What is database replication?
MySQL has a feature known as replication where data from one database server (referred to as the source or primary) is copied to other database servers (replicas). Conceptually, it’s pretty straight forward. All of your data mutations (INSERT, UPDATE, DELETE, ALTER, etc.) are done against the primary database. Those commands are then copied and applied to the replicas.
Why is database replication useful?
There are a number of reasons replication like this may be desirable.
- Scaling out : When the majority of operations in your database are reads, then you can spread the reads across databases while keeping the primary available for handling the writes. For example, imagine you have an application that performs 100k operations per second (OPS): 10k writes and 90k reads. We can configure a replication setup of 2 replicas so that each database now takes on 30k of those reads. However, because we still need to perform writes on the primary database, and each replica needs to copy them, we are effectively doing 40k OPS on each server (10k writes + 30k reads). This results in a net reduction of stress on the primary database and allows us to scale horizontally on the basis that our reads will grow more than our writes.
- Analytics: We can have a replica database dedicated to handling large, and possibly very slow, queries without disrupting the availability of the primary for writes.
- Security: A replica can be paused, have a backup performed on it, then resume replication without fear of any data corruption occurring on the primary.
How does database replication work in MySQL?
The replication feature in MySQL is achieved with a handful of threads and a few resources.
Resources:
- Binary log - The binary log contains a record of all the events which caused data in the primary database to change (INSERT, DELETE, UPDATE, DROP TABLE, etc.). These are the events that get sent to replicas to be run. The format of the events in the binary log can be configured to be the SQL statements themselves, row based changes, or a mixture of the two. The default is row based. The binary log is made up of possibly many files.
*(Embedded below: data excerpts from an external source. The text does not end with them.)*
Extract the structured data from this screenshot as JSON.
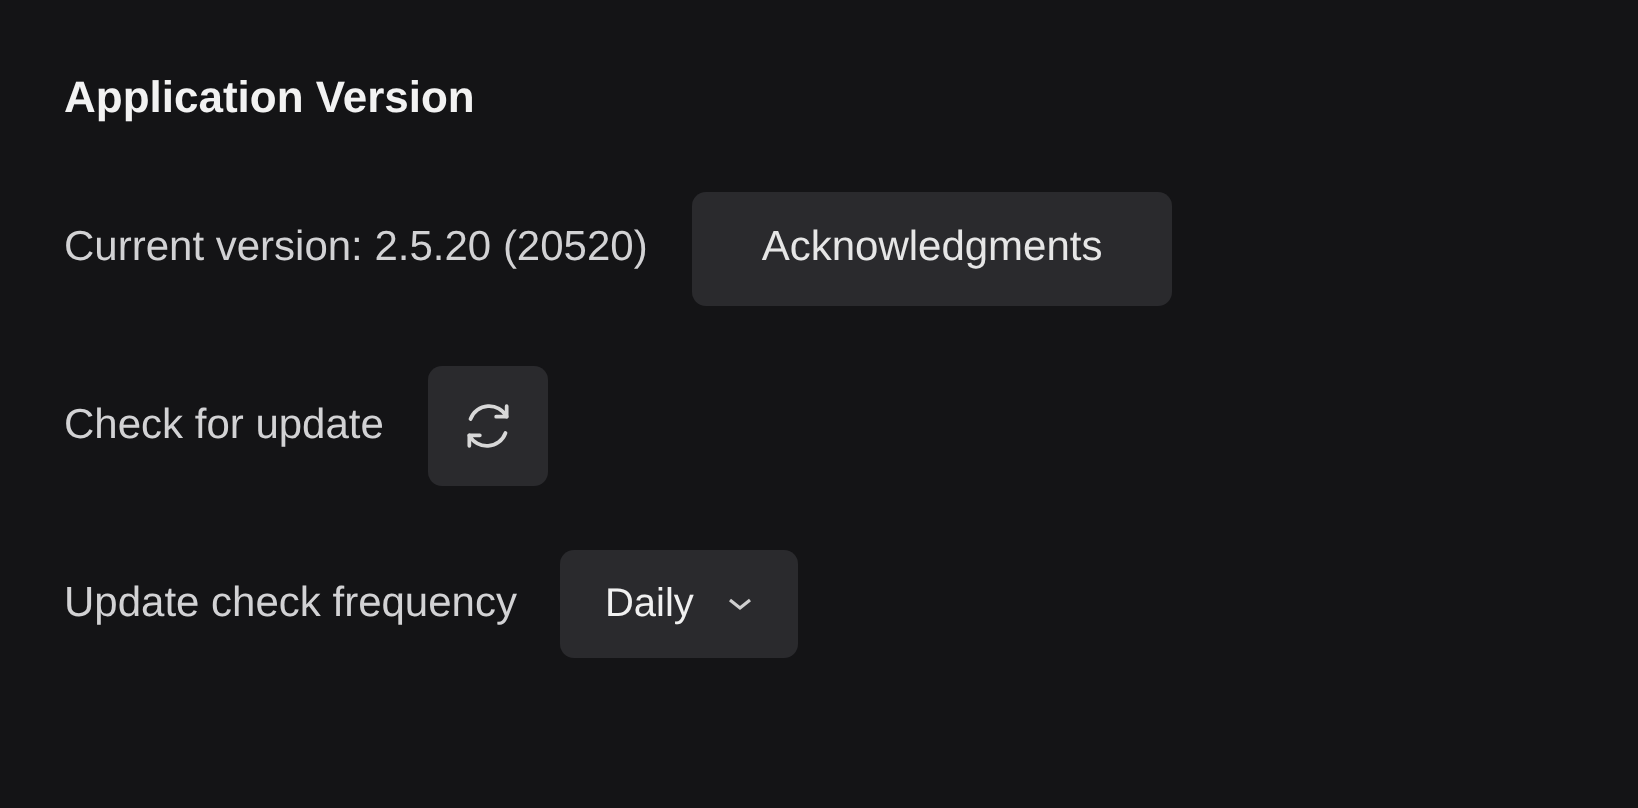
{
  "section": {
    "title": "Application Version"
  },
  "rows": [
    {
      "kind": "button",
      "label": "Current version: 2.5.20 (20520)",
      "button": "Acknowledgments"
    },
    {
      "kind": "icon-button",
      "label": "Check for update"
    },
    {
      "kind": "dropdown",
      "label": "Update check frequency",
      "value": "Daily"
    }
  ]
}
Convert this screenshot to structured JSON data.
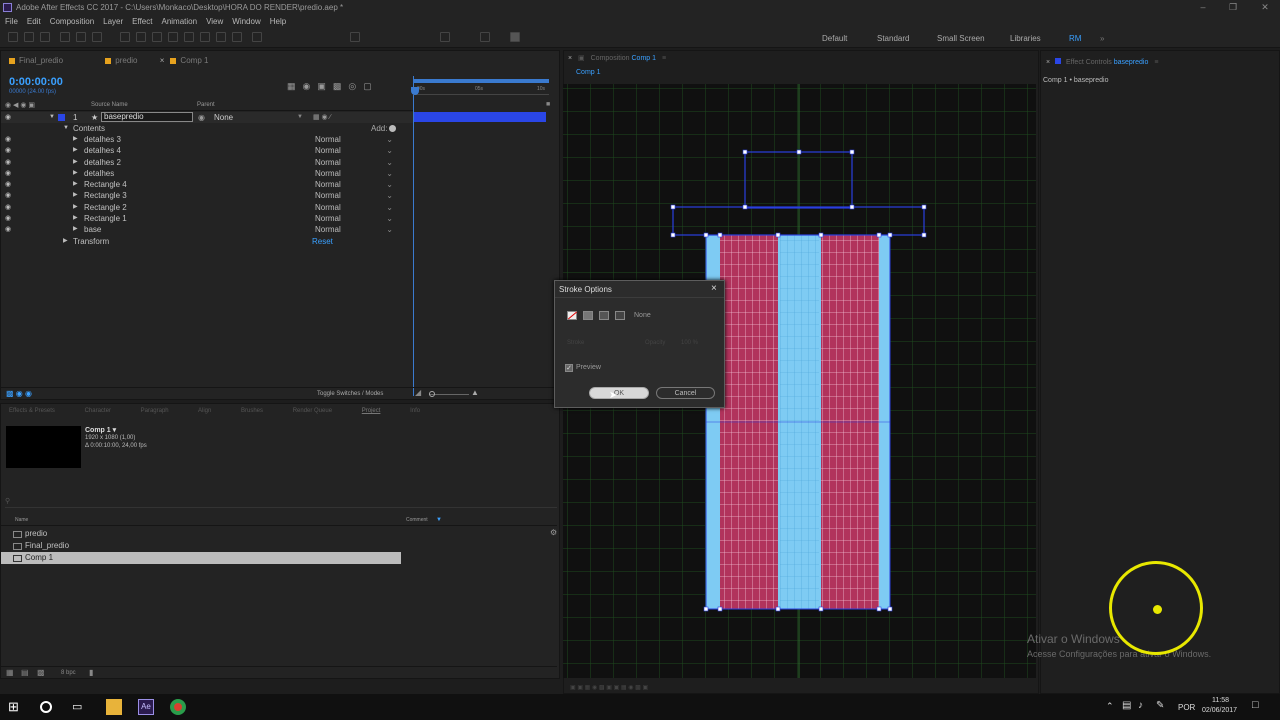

- Relay log - This is the replica server’s view of the binary log. In fact the binary log and the relay log are just different instances of the same class,
MYSQL_BIN_LOG
. The only difference is that on the replica side ais_relay_log
property will be set to true on it. The relay log contains all the mutations from the binary log that have been sent from the primary to the replica. Its contents are in the same format as the binary log. Like the binary log, the relay log can also be made up of many files.
Threads:
- Binary log dump thread - This thread is created on the primary database server. It’s responsible for reading the binary log and sending the updates it reads to the replica when it requests them. One of these threads is created for each replica server connected, meaning 2 replicas == 2 binary log dump threads.
- Replication I/O receiver thread - This thread is created on the replica. It is responsible for connecting to the primary database and requesting updates in the binary log that it hasn’t seen. It’ll then write those updates to the relay log. One of these threads is created on each replica server
- Replication SQL applier thread - This thread is created on the replica. It reads the update events in the relay log and then applies the events in it to it’s database. The number of SQL applier threads by default is 1 per replica, but this can be configured to be more based on the
replica_parallel_workers
value.
The fetching and storing of binary log events into the relay log is separated from applying the events. This helps in preventing slow to apply queries from holding up the syncing of the binary log to the replica. It also allows for a local copy of events the applier thread can resume from if the replica was shut down then started up later.
On the primary database, when a write transaction is completed or the commit is done, the binary log is updated and flushed to disk. There is also a mutex around the binary log that allows only the session holding it to read or write to it. You can see the contention around this mutex by checking the performance schema tables for wait events on the following resources:
wait/synch/cond/sql/MYSQL_BIN_LOG::COND_done
wait/synch/mutex/sql/MYSQL_BIN_LOG::LOCK_commit
wait/synch/mutex/sql/MYSQL_BIN_LOG::LOCK_log
A wait is simply an event that takes time. These events are formed as a hierarchy divided by the /
separator. It should be read from left to right, general to specific (the naming convention is described in more detail on the MySQL docs here). Remember how the binary log and relay log are different instances of the same class, MYSQL_BIN_LOG
? That’s the resource that is being shown on the far right of these events! Any of these events mean that there is time being spent (either on the replica or the primary depending what server you query the performance metrics from) where a thread is waiting to access the binary/relay log.